Como é o seu processo de escrita? Uma vez que você compilou notas suficientes, é difícil começar? Como você se move da pesquisa para a escrita?
Sempre começo a partir de uma frase ou palavra. Como se essa palavra ou frase puxasse um novelo misterioso ela vai me mostrando o caminho conforme o fio desenrola. Algumas vezes sei onde quero chegar, noutras não. Por isso, as anotações são tão importantes para mim. Ao longo do dia, quando não estou escrevendo, estou atenta à minha volta, captando referências, anotando detalhes, palavras, possíveis inícios de frases, impressões, ideias vagas. Minha cabeça não para. Na verdade, estou sempre escrevendo, seja com palavras na tela branca, seja com ideias suspensas na cabeça. Quando sento, tudo isso vira subsídio que alimenta o que será produzido.
Como você lida com as travas da escrita, como a procrastinação, o medo de não corresponder às expectativas e a ansiedade de trabalhar em projetos longos?
Escrevo o que eu gostaria de ler, essa é uma maneira de resgatar a segurança na escrita. Sofro quando não encontro a palavra que procuro, aquela única palavra que encaixa na cena ou na descrição do personagem, fico tateando, insistindo, procurando novos caminhos até alcançar essa palavra. Quando não consigo, deixo descansar, retomo outro dia.

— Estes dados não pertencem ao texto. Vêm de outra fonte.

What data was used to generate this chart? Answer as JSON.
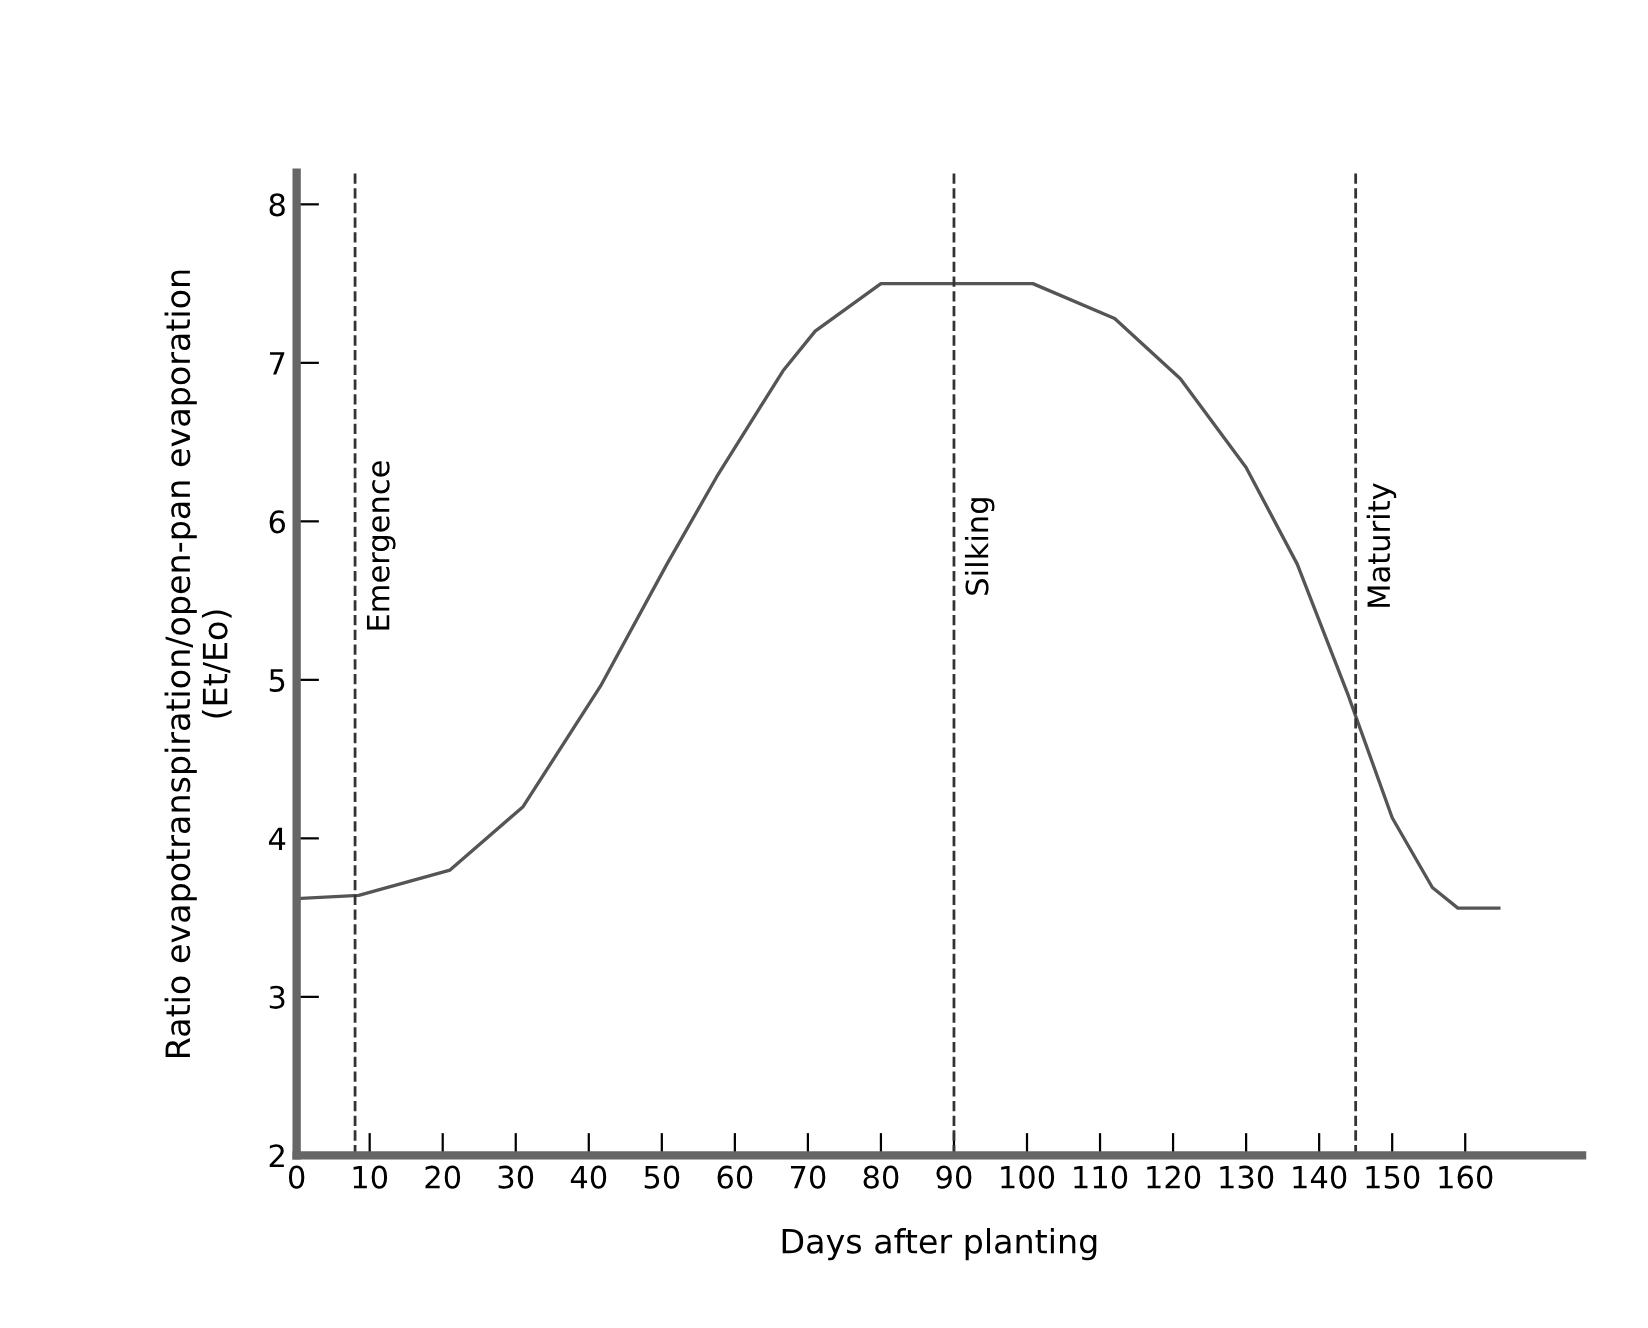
{
  "chart_data": {
    "type": "line",
    "xlabel": "Days after planting",
    "ylabel": "Ratio evapotranspiration/open-pan evaporation\n(Et/Eo)",
    "x": [
      0,
      8.5,
      21,
      31,
      41.6,
      50.7,
      57.5,
      66.6,
      71,
      80,
      100.8,
      112,
      121,
      130,
      137,
      144,
      150,
      155.5,
      159,
      164.6
    ],
    "values": [
      3.62,
      3.64,
      3.8,
      4.2,
      4.96,
      5.73,
      6.28,
      6.95,
      7.2,
      7.5,
      7.5,
      7.28,
      6.9,
      6.34,
      5.73,
      4.9,
      4.13,
      3.69,
      3.56,
      3.56
    ],
    "color": "#555555",
    "marker": "none",
    "line_style": "solid",
    "xlim": [
      0,
      176
    ],
    "ylim": [
      2,
      8.2
    ],
    "xticks": [
      0,
      10,
      20,
      30,
      40,
      50,
      60,
      70,
      80,
      90,
      100,
      110,
      120,
      130,
      140,
      150,
      160
    ],
    "yticks": [
      2,
      3,
      4,
      5,
      6,
      7,
      8
    ],
    "ref_lines": [
      {
        "axis": "x",
        "value": 8,
        "label": "Emergence",
        "line_style": "dashed",
        "color": "#333333"
      },
      {
        "axis": "x",
        "value": 90,
        "label": "Silking",
        "line_style": "dashed",
        "color": "#333333"
      },
      {
        "axis": "x",
        "value": 145,
        "label": "Maturity",
        "line_style": "dashed",
        "color": "#333333"
      }
    ],
    "grid": false,
    "legend": false
  }
}
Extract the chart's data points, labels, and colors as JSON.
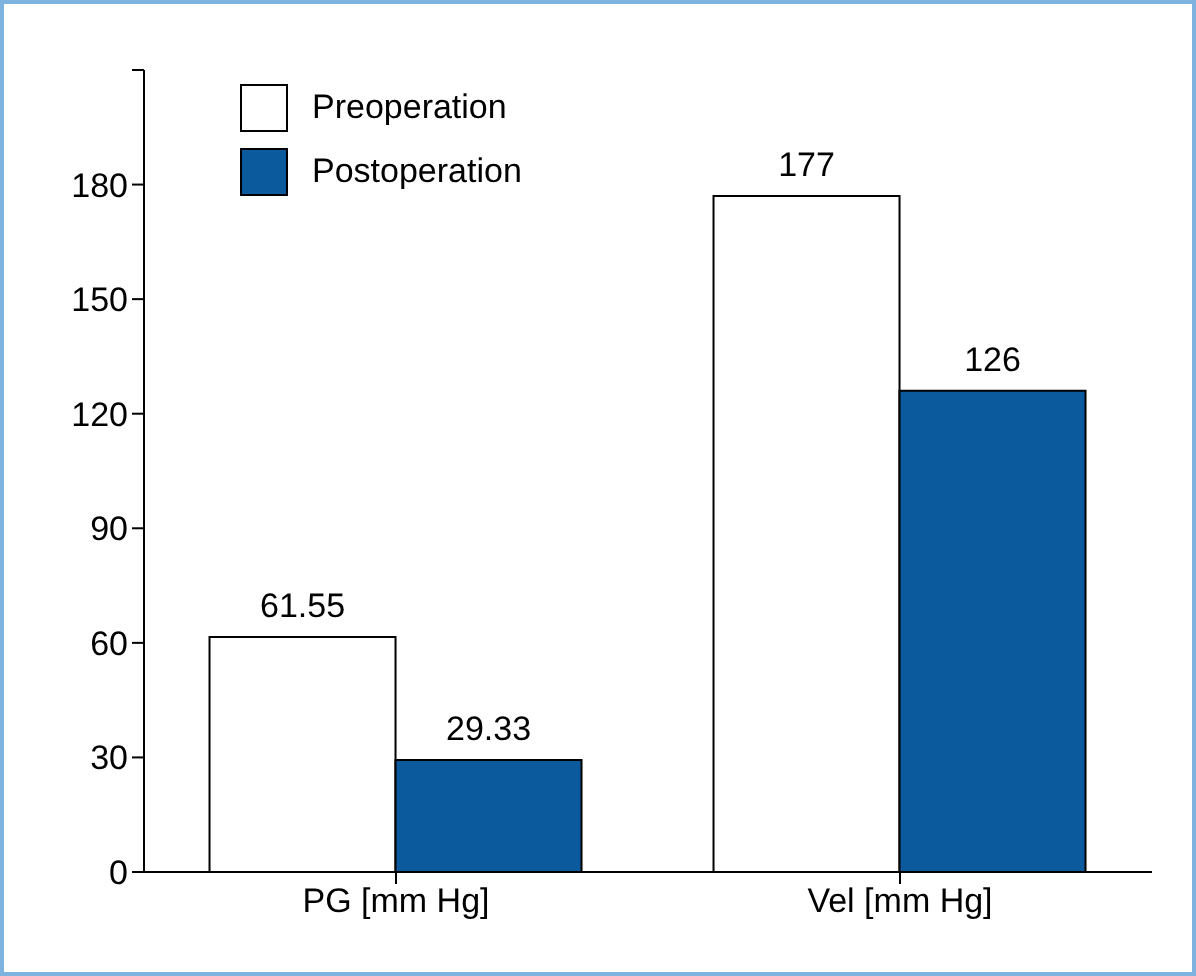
{
  "chart_data": {
    "type": "bar",
    "categories": [
      "PG [mm Hg]",
      "Vel [mm Hg]"
    ],
    "series": [
      {
        "name": "Preoperation",
        "color": "#ffffff",
        "values": [
          61.55,
          177
        ]
      },
      {
        "name": "Postoperation",
        "color": "#0b5a9e",
        "values": [
          29.33,
          126
        ]
      }
    ],
    "ylim": [
      0,
      210
    ],
    "yticks": [
      0,
      30,
      60,
      90,
      120,
      150,
      180,
      {
        "value": 210,
        "label": null
      }
    ],
    "data_labels": true,
    "grid": false,
    "legend": "top left"
  }
}
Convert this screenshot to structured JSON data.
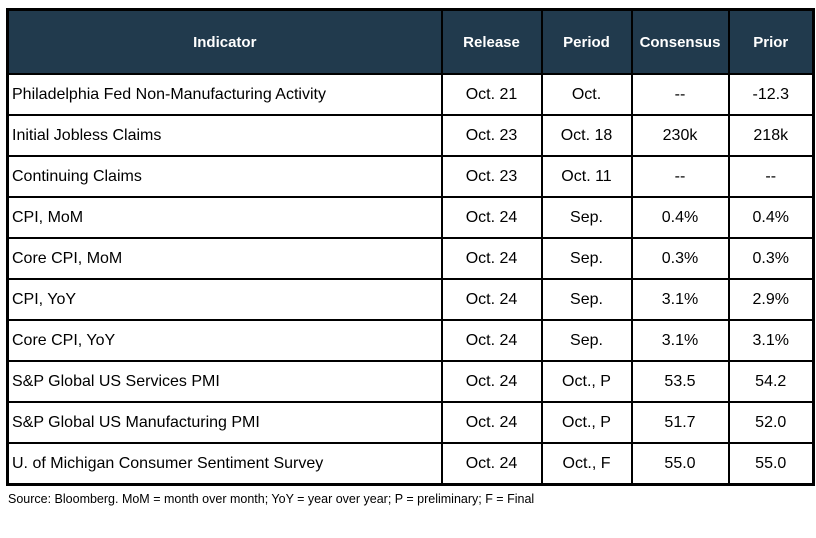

Nos momentos em que sinto que estou produzindo pouco, seja por falta de tempo ou de entrega, aumento a leitura de escritores que admiro, uma forma de manter o envolvimento com as palavras, e não sofrer tanto.
Quantas vezes você revisa seus textos antes de sentir que eles estão prontos? Você mostra seus trabalhos para outras pessoas antes de publicá-los?
Depende do texto, mas no geral, no mínimo duas vezes. Gosto de ouvir opiniões sobre meu texto sim, me dão outra temperatura.
Como é sua relação com a tecnologia? Você escreve seus primeiros rascunhos à mão ou no computador?
Anoto ideias ainda vagas e palavras soltas no bloco de notas do celular ou no que tiver à mão naquele momento, numa tentativa de aprisionar aquela sinapse antes que ela escape. Para dar corpo, é só no computador.
De onde vêm suas ideias? Há um conjunto de hábitos que você cultiva para se manter criativa?
Procuro me manter atenta ao mundo ao meu redor. As referências são triviais, um diálogo entreouvido na padaria, um mosaico no piso, o ritmo do caminhar de alguém ao meu lado, tudo é subsídio quando estamos atentos. Em relação a criatividade acredito que ela está ligada ao repertório, que tento alargar com os vários tipos de manifestações artísticas, de filmes a séries, livros, pinturas, ilustrações, enfim, tudo que me inunde de questionamentos ou faça fraquejar meus joelhos.
O que você acha que mudou no seu processo de escrita ao longo dos anos? O que você diria a si mesma se pudesse voltar à escrita de seus primeiros textos?
Acredito que consegui alargar o olhar para além do espelho. Antes, estava mais presa aos meus sentimentos, reações e interpretações. Hoje, entendendo que nos reconhecemos nas dores e prazeres do outro, e é justamente essa a magia da arte, criar essa ponte entre o expectador e a obra.
Que projeto você gostaria de fazer, mas ainda não começou? Que livro você gostaria de ler e ele ainda não existe?
Recentemente finalizei um romance, que foi algo difícil para que mim, acostumada ao mundo dos contos. Era preciso sair da zona de conforto, alargar as fronteiras. Foi uma experiência que me mostrou a vastidão de possibilidades que a literatura proporciona, seja na construção de personagens, cenas e afins, seja na entrega ao frágil e potente exercício da escrita.
Em relação ao livro que ainda não existe, acho que ele deve existir e chegará em minhas mãos em algum momento. Cada livro me arrebata por um motivo diferente. Há tantos livros belos, tantos, tantos que não se esgota.